Would you mind sharing the script? I also kill those processes sometimes,
but manually, just in case they are making trouble.
> 4) While we're at it, consider installing lib_users and running it after
> updates to see what apps you need to restart to get them using the new
> versions of either them or their libraries. Of course, you can simply
> reboot since then, everything will be fresh versions, but doing the
> libusers thing may or may not be easier.

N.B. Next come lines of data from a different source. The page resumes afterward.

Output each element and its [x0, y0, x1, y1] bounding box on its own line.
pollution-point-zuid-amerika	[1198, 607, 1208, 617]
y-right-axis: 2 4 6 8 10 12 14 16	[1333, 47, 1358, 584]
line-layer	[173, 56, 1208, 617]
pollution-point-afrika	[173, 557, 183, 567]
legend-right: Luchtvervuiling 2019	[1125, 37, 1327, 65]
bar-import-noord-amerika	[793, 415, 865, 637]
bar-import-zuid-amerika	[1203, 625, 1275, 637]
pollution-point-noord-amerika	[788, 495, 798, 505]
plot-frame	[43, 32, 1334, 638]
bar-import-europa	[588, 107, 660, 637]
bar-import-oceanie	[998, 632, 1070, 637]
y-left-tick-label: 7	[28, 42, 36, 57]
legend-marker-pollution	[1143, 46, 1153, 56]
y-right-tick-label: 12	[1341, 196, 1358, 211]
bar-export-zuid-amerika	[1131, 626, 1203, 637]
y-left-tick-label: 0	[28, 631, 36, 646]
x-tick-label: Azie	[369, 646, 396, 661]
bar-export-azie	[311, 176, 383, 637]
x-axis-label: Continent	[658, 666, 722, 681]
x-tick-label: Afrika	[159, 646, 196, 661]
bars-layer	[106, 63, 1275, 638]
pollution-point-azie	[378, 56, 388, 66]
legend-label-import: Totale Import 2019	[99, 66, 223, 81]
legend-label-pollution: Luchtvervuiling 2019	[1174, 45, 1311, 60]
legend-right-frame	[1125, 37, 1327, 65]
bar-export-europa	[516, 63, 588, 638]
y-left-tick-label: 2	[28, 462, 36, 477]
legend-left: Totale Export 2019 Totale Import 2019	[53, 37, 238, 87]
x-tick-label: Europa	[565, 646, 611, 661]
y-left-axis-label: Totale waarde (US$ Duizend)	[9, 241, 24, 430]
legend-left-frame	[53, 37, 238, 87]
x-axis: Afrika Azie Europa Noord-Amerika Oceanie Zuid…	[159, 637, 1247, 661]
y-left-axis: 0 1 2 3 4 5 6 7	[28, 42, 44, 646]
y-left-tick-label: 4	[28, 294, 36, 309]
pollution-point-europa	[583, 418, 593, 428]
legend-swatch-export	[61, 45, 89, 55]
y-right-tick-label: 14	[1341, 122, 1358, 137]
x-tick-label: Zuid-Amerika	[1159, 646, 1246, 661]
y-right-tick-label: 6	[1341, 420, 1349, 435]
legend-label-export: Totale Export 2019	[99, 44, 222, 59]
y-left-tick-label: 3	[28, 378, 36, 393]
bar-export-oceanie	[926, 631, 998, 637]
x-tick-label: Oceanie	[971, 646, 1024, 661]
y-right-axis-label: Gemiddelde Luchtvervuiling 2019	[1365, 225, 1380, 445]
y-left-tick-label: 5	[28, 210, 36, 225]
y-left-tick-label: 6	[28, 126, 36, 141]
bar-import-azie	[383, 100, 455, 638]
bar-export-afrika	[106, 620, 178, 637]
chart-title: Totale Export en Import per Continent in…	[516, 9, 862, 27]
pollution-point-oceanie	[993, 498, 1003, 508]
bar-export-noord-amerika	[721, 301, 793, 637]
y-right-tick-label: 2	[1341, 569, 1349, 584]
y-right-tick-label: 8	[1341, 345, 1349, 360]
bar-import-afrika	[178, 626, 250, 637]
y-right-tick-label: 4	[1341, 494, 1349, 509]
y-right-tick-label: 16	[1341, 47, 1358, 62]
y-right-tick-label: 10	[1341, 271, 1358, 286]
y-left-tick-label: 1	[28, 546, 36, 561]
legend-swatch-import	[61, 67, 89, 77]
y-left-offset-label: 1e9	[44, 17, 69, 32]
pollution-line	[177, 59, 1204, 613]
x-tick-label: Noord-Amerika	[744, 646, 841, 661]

I have it installed and use it sometimes, after bigger KDE upgrades. I don't
like to reboot, somehow I find it just inelegant. it also takes quite a
while, and my desktop PC also acts as CVS and Git server and runs a Wiki, so
I try to minimize downtime.
> > And there was one acroread process eating CPU time. ps -axf shows it
> > was started by nspluginwrapper, which was started by 'kdeinit4:
> > konqueror [kdeinit] --silent'. What is going on here...
>
> Of course you know my response there... it's proprietary blackbox
> software whose authors have already demonstrated a disregard for the
> rights of their user, so anybody still choosing to run it... simply ends
> up a servant serving at the whims of their proprietary software
> masters... That's /one/ thing my freedomware-only installation policy
> means I don't have to worry about, here! =:^) (YMMV, do what you like as
> it's your system not mine, but the position I take on running stuff like
> that on my system is clear. Of course I couldn't legally run it anyway
> since I can't agree to the EULA, etc, and those are at the very least
> presumed to be legally valid here in the US, which rather eliminates the
> possibility of my trying it even if I DID decide to yield a bit on my
> freedomware principles!)
I know :) Normally, I don't run Acrobat, but I have it installed for cases
when I need to do more complex things with PDFs, like editing my tax forms.
But why is it started by Okular?!
Removing .kde4 now. Let's see what happens.